This Chilkat Apron Pattern Board in etched Glass is by Kwagu’ł artist Calvin Hunt. The Panel represents a Chilkat Blanket design sandblasted into a 1/2 inch or about a 1.2 cm thick rectangular piece of glass.
The glass panel is 32 inches or over 81 centimeters long by 17 1/2 inches or 44 cm tall. The glass panel is mounted on a cedar wood panel which is nearly 2 inches or 5 cm thick. As a free-standing panel, the board is mounted on a driftwood log stand and is 24 inches or about 60 cm tall. The panel may be detached from the log and has mounts for hanging it on a wall.
Chilkat weaving represents a collaboration between male and female artists: crest designs for a Chilkat garment (a dancing robe, tunic, apron, or leggings) were traditionally painted by a man on a flat pattern board to be translated into the luxurious mountain goat wool weaving by a woman. Chilkat weaving is said to have originated among the Tsimshian and later adopted by the Chilkat Tlingit
Among the Kwakwaka'wakw, those with Tlingit heritage claim the prestigious Chilkat-woven ceremonial regalia that came to them through marriage. When she married Robert Hunt in Fort Rupert, Tlingit noblewoman and Calvin Hunt’s ancestor, Anisalaga (Mary Ebbets), brought the knowledge and the rights of this intricate and complex weaving to the Kwakwaka'wakw.
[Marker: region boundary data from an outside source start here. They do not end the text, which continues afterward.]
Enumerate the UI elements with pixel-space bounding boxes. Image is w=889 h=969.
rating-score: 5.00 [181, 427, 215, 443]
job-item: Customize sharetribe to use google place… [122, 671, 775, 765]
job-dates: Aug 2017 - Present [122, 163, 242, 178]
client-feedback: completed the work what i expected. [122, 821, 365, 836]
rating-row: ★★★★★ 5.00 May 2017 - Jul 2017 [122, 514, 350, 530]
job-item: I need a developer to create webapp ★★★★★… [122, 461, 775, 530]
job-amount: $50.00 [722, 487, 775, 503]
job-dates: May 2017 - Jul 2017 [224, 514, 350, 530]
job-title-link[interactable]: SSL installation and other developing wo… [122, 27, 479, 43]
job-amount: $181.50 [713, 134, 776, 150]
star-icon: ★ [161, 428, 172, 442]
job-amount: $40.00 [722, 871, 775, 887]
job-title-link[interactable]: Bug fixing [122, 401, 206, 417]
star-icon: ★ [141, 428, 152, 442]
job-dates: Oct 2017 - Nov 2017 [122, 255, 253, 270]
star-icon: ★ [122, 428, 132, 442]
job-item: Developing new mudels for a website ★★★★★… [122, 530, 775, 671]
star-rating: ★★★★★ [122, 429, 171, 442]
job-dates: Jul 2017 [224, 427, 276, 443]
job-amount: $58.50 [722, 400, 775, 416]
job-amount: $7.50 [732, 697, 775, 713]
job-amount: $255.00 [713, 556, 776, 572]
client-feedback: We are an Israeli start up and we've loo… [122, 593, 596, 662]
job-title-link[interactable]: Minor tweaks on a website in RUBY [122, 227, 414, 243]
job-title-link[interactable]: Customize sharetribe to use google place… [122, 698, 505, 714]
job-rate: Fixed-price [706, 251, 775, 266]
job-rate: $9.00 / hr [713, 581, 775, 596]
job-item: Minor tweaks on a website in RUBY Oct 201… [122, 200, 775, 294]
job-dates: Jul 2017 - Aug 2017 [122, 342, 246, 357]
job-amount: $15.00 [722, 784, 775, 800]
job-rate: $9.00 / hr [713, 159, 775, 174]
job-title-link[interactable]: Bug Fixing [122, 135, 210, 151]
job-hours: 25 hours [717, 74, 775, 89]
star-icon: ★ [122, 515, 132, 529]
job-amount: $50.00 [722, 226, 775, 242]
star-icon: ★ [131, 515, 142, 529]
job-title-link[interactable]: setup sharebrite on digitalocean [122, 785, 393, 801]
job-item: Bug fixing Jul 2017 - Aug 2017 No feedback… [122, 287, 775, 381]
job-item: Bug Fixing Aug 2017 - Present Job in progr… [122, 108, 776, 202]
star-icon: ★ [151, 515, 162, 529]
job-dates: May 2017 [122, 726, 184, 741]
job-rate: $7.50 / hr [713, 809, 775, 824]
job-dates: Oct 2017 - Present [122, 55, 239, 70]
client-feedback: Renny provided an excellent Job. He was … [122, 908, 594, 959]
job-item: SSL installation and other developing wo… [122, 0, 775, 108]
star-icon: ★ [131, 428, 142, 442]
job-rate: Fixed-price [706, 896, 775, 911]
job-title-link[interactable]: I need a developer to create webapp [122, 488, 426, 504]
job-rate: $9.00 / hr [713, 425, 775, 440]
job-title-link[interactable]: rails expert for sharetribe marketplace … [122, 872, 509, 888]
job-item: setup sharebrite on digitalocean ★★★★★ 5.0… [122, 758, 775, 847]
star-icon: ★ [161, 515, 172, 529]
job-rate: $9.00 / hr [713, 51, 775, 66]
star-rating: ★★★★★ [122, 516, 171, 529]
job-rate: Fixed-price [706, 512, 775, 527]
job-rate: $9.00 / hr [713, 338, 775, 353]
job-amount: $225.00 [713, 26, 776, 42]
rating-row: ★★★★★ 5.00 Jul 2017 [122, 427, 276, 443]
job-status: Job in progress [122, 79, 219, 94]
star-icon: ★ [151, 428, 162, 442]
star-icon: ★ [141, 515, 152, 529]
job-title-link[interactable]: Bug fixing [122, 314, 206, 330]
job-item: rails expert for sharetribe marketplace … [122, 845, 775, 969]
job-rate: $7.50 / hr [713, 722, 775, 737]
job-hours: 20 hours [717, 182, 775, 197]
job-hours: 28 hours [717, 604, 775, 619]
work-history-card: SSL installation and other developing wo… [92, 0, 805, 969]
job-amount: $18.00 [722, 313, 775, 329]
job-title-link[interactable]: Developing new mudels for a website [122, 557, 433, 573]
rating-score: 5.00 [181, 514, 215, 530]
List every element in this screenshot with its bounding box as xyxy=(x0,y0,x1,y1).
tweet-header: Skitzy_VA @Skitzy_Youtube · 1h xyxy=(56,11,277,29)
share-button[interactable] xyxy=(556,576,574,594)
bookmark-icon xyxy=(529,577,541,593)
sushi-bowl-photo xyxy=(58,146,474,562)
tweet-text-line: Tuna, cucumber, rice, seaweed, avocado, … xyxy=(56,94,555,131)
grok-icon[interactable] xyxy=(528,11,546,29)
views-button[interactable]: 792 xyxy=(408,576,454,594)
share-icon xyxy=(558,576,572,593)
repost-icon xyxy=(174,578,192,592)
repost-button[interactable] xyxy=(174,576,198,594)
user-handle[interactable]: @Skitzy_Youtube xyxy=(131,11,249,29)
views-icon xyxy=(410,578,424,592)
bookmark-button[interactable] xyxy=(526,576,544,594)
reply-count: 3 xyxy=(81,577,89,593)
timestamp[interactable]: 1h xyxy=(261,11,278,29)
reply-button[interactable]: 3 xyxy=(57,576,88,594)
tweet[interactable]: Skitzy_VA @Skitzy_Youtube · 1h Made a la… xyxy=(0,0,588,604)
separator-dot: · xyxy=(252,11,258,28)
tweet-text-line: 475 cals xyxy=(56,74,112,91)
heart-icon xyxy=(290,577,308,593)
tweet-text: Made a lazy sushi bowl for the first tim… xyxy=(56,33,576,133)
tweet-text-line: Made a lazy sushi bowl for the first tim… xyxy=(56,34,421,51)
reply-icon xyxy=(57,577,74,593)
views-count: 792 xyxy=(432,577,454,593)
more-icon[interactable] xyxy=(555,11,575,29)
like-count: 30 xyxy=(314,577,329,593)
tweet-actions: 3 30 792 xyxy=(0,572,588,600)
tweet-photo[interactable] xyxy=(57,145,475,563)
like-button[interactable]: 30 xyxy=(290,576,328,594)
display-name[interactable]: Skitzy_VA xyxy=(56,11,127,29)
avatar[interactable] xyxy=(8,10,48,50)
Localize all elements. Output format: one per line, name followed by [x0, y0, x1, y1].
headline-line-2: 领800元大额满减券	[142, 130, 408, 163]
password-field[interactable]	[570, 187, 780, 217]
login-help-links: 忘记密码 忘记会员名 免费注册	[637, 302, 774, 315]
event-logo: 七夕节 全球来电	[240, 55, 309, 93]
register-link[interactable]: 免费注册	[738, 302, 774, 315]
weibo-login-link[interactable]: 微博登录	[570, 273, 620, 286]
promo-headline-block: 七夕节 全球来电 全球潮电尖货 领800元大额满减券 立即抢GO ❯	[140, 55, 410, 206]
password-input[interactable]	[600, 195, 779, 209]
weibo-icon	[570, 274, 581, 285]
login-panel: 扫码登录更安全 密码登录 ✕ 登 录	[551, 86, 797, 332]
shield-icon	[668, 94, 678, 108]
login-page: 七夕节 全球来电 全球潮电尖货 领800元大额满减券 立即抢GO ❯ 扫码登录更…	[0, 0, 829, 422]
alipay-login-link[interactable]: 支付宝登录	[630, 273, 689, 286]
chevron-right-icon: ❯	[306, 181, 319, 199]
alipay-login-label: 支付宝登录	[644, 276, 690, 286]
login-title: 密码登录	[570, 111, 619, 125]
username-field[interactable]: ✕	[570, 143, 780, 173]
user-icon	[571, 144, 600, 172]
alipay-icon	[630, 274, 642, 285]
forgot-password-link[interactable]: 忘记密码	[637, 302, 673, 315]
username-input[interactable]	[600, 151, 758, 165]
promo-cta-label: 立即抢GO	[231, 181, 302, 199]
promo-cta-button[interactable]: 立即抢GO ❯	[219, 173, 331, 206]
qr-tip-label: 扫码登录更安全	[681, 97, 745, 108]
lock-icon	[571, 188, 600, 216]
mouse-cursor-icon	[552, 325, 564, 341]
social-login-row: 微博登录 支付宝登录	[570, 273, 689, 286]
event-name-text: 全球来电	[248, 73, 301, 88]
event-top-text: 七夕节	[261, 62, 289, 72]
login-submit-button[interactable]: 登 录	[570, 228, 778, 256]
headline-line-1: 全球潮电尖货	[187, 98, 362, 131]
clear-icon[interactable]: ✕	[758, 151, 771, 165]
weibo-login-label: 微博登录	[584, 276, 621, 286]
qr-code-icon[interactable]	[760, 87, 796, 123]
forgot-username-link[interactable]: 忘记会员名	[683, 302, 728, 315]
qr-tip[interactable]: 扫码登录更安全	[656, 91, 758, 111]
The fine art of Chilkat weaving was done on an upright loom with twined wool and cedar bark warps. Finger-weaving the weft of white, black, yellow, and sometimes turquoise blue and red twinned wool a female artist created curvilinear formline designs that included ovoids and perfect circles. The dramatic Chilkat Dancing Robe—still seen in potlatches worn by high-ranking people—is hemmed on the bottom edge with a heavy flowing fringe of white mountain goat wool. Chilkat aprons sometimes have fringes adorned with tiny bells, deer hooves, and in the past with brass thimbles and or puffin beaks.